What Should I Be Mindful of When Negotiating My Office Lease?
The opportunity to negotiate the lease for your office space can give your business flexibility and peace of mind that may very well prove invaluable. Make sure you take care to address some of the following in your lease:
- Permitted use of the premises: Is this office space going to allow you to conduct the business you want both now and in the future? When negotiating your lease, attempting to secure a broad permitted use clause will best protect your ability to expand and change your business as you see fit.
- Extension option: This lease provision can protect your ability to extend your lease while limiting the amount your rent may increase. Take into consideration how many options to extend your lease you may have. Consider a provision limiting the amount you rent may increase upon extension. Additionally, the extension option provision of the lease can require your landlord to remind you about the option to extend should you fail to provide notice by a certain date.
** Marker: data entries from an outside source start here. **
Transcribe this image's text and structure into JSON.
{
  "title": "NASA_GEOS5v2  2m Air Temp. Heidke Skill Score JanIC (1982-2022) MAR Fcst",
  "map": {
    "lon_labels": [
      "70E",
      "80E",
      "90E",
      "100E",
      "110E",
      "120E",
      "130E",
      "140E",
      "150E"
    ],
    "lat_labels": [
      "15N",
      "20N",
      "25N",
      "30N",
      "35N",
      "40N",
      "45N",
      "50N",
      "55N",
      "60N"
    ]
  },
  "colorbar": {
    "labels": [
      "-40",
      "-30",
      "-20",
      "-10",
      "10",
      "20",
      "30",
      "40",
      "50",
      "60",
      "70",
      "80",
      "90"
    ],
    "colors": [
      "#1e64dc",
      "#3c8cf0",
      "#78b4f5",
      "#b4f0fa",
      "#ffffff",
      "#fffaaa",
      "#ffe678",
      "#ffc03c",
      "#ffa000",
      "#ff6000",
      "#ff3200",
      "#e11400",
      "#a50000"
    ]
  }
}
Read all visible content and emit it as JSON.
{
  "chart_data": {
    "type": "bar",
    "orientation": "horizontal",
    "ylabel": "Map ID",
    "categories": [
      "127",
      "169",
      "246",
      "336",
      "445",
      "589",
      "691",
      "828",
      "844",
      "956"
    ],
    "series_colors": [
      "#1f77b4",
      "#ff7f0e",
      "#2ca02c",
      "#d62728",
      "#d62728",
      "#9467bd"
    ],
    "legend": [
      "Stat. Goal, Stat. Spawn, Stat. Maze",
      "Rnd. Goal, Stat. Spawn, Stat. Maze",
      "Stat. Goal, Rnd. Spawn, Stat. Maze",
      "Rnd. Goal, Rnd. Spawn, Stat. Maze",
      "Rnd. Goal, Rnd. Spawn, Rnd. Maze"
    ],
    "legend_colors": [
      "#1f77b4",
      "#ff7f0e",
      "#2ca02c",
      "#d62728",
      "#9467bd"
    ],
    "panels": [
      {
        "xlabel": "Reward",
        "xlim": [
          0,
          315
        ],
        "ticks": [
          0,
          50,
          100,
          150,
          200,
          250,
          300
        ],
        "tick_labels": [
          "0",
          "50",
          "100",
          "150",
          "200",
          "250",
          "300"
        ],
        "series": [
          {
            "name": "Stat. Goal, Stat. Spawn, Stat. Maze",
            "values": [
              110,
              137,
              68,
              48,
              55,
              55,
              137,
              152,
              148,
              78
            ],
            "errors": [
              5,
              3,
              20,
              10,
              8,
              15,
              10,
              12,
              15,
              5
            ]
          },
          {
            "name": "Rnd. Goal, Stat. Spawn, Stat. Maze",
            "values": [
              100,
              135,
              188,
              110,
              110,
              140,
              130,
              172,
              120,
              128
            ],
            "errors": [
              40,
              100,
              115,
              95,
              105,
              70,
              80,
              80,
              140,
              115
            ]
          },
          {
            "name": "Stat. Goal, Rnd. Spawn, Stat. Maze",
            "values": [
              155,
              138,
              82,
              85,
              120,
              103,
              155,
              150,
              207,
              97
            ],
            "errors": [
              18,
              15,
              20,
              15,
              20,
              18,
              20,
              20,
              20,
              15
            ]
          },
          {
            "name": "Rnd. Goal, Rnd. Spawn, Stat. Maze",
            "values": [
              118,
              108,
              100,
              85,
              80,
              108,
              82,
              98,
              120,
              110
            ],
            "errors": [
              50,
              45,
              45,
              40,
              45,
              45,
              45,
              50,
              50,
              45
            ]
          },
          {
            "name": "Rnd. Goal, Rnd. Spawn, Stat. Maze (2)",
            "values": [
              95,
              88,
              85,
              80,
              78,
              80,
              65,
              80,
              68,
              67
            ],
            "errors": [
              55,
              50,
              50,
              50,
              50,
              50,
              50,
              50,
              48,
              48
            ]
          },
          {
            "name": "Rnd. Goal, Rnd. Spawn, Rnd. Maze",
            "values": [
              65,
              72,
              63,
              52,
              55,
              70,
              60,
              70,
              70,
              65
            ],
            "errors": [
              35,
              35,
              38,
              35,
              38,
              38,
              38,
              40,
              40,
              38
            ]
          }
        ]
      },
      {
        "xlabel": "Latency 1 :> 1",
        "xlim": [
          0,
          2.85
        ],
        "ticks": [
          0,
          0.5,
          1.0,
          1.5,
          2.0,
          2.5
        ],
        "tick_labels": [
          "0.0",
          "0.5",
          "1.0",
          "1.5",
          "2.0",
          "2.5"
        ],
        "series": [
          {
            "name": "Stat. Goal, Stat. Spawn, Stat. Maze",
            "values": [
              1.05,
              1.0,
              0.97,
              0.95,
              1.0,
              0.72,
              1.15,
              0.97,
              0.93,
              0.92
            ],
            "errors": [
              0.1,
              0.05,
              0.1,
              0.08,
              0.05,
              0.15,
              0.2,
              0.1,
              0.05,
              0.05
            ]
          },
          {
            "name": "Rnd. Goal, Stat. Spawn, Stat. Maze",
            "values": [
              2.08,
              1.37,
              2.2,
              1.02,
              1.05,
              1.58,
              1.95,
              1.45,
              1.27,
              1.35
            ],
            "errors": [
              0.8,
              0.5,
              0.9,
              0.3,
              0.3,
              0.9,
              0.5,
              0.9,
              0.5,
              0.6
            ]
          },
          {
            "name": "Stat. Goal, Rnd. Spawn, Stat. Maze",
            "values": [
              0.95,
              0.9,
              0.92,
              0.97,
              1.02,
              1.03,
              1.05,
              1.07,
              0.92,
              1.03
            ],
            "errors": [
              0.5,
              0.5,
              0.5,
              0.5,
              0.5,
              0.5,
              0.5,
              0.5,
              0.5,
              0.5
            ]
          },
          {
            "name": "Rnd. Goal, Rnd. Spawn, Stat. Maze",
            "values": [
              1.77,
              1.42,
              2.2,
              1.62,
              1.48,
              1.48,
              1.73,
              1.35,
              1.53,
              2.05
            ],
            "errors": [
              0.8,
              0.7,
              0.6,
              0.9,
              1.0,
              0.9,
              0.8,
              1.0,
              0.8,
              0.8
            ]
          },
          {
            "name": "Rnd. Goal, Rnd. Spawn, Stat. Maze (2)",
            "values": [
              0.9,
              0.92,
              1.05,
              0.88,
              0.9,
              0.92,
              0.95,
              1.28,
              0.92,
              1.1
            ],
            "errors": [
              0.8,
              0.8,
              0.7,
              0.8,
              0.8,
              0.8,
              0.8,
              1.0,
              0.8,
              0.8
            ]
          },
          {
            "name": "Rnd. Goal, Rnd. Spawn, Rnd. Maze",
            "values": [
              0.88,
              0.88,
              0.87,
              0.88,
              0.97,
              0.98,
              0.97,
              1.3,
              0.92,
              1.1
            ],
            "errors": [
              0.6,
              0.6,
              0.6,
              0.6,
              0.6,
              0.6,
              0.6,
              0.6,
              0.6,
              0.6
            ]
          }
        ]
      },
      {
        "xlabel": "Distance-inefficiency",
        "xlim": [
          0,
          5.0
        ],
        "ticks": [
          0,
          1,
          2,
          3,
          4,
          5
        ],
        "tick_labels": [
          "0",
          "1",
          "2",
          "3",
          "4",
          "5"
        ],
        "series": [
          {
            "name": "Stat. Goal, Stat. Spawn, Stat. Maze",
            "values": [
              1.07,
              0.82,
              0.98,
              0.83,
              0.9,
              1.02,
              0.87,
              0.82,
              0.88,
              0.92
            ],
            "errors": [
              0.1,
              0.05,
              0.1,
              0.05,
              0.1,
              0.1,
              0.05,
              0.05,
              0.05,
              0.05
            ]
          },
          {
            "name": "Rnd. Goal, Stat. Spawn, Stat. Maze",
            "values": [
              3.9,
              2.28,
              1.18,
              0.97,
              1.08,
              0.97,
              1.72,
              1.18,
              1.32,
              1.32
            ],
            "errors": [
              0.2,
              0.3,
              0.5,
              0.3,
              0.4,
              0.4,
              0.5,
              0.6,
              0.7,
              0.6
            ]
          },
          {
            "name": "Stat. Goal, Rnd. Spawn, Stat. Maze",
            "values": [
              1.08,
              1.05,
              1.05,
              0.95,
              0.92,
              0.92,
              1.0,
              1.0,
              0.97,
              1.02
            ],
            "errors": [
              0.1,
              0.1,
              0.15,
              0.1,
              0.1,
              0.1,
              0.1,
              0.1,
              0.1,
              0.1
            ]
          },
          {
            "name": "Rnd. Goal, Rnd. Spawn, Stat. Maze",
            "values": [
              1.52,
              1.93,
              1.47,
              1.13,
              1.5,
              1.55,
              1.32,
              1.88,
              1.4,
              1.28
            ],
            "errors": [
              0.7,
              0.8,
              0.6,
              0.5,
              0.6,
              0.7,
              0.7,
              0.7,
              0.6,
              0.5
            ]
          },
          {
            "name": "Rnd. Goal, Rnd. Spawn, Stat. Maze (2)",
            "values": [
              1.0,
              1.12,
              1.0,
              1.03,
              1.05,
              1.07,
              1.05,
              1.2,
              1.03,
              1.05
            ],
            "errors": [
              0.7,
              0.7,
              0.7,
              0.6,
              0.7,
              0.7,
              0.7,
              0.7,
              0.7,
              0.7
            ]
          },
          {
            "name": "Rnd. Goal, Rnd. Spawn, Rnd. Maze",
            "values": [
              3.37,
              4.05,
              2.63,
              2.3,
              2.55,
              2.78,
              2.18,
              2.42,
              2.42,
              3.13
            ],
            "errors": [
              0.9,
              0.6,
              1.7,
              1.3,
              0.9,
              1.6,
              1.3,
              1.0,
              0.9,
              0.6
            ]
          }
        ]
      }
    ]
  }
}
- Termination option: Sometimes a business does not work out or operating a business in a certain space does not work out. Any number of factors can account for this, but you want to make sure your lease has a termination option that will not unduly punish you should you need to end your lease prior to its end date. It is unlikely that you will avoid paying any fees for an untimely lease termination, but you can use the termination option provision to minimize your liabilities as much as possible.
- Right of first refusal: This option is a popular addition to office leases. It gives you, the tenant, the right to lease additional space in the event an outside party expresses interest in leasing that space. For example, if there is surrounding space that you ever might want to expand into and someone else expresses interest in that space, the landlord would give you the first opportunity to match any offer made to lease the specified space. The right of first refusal provision should specify which space(s) the right pertains to. It should also specify whether the right is a one-time option or whether it will continue throughout the length of the lease.